Tuesday suuucked. R. pulled me out of the shower to share the news… the diggy dawg was gone. Straight gut punch. The 5-foot assassin finished his roughneck business. I am a Native Tongues head through and through. Dug everyone in the crew but De La was my shit. I loved hip-hop and they redefined it with their “new style of speak.” Then came Tribe and they doubled down on the trippy, off-beat style with tracks like I Left My Wallet In El Segundo. Hell, all I knew of El Segundo was a Fred Sanford reference but I loved it instantly. Then Bonita Applebum came out and a new funkiness started to emerge… they were pulling me in further. Finally, Can I Kick It? broke and the game was changed. This joint sounded like some boom bap hip-hop but still had that Native Tongues flow and Phife was out of the background. Fast forward to Low End Theory… Tribe owned me and Phife was at his best. I can still remember the first time I heard Check the Rhime the way white folks remember their first encounter with the Beatles. That joint was everything. Funky bass, BANGING kick drums and their rhymes were ridiculous. For me this cut is when Phife became an equal member of Tribe. I will always love Tip’s abstract poetics but Phife gave him the counterbalance the group needed to realize their potential. He played off Tip while creating his own lane. Phife was the jokester who balanced the esoteric rhymes of Tip. Q-Tip was an artiste, Phife Dawg was an artist. Of course, they had many more joints after Check the Rhime but that one set everything in motion. Sadly, the stuff that happens happened and the group broke up way too soon.

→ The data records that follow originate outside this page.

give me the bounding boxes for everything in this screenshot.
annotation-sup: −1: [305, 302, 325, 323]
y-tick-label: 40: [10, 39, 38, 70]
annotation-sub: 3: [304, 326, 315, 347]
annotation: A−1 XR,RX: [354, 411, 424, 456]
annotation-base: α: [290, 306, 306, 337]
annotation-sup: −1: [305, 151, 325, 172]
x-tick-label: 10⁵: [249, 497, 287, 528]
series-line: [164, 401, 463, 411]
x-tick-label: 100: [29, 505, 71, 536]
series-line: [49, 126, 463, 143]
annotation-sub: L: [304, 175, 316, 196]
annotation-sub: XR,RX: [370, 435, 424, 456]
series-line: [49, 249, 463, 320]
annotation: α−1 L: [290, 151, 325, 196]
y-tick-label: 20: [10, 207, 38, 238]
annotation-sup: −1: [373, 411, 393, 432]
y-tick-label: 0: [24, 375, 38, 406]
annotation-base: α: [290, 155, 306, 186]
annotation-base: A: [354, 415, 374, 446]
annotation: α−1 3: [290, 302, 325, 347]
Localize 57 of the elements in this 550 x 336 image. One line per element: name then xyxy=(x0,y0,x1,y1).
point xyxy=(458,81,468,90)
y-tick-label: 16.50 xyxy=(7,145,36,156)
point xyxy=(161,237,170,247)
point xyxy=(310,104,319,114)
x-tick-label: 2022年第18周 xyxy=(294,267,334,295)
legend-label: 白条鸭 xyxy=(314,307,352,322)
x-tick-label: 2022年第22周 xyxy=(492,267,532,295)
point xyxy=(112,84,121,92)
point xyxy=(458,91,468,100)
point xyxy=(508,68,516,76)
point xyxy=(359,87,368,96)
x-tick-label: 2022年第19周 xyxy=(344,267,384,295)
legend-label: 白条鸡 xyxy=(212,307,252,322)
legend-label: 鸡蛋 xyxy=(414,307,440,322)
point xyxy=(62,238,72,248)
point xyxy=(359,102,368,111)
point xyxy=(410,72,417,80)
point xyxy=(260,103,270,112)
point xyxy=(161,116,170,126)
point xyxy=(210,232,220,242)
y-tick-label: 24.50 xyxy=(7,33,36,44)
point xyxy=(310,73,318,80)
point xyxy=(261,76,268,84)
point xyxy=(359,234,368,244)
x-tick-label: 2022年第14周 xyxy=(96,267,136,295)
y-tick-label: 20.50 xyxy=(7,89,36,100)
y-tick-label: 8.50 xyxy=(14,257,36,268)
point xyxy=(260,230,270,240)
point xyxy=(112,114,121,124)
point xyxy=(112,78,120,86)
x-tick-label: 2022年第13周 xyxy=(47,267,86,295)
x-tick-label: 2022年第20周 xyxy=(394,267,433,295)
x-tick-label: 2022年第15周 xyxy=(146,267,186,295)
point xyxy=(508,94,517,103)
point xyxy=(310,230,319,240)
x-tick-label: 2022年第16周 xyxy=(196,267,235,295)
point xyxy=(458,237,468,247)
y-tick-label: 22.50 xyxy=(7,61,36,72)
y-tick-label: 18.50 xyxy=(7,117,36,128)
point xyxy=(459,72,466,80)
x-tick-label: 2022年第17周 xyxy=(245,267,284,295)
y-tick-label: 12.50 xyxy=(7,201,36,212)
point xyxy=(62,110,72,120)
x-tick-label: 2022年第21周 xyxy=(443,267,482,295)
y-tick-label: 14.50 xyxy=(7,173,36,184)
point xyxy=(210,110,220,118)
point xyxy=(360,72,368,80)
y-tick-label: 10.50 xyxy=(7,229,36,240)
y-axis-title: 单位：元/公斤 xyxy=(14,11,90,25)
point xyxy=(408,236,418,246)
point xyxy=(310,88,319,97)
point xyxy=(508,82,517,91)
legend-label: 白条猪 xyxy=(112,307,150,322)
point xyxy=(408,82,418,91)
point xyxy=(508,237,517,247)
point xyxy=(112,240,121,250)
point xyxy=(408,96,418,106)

When Beats, Rhymes and Life came out in 2011 we knew it was not all good. Phife did not look well, hell, he didn’t even sound good. It was cool that he had a solid family life and a wife who literally gave him life with a kidney transplant in 2008. Phife deserved that. But in the film we found out Phife was battling diabetes and sugar had him like a fiend chasing that rock. That made me sad. Selfishly, I wanted him to be stronger so we could get Tribe back. It was like, “damn Phife, sugar?!?” We can never understand another person’s struggle.
So now he’s gone but he left jewels that will live on. The tributes are pouring in as cats acknowledge the role Phife and ATCQ played in their lives. I’ll miss him but I am thankful for the great memories and the talent he shared during a great time in my life. We are all left to wonder if there will be another time we hear a funky diabetic – I don’t know man, I don’t know man, I don’t know man, I don’t know, I don’t know… but we had one.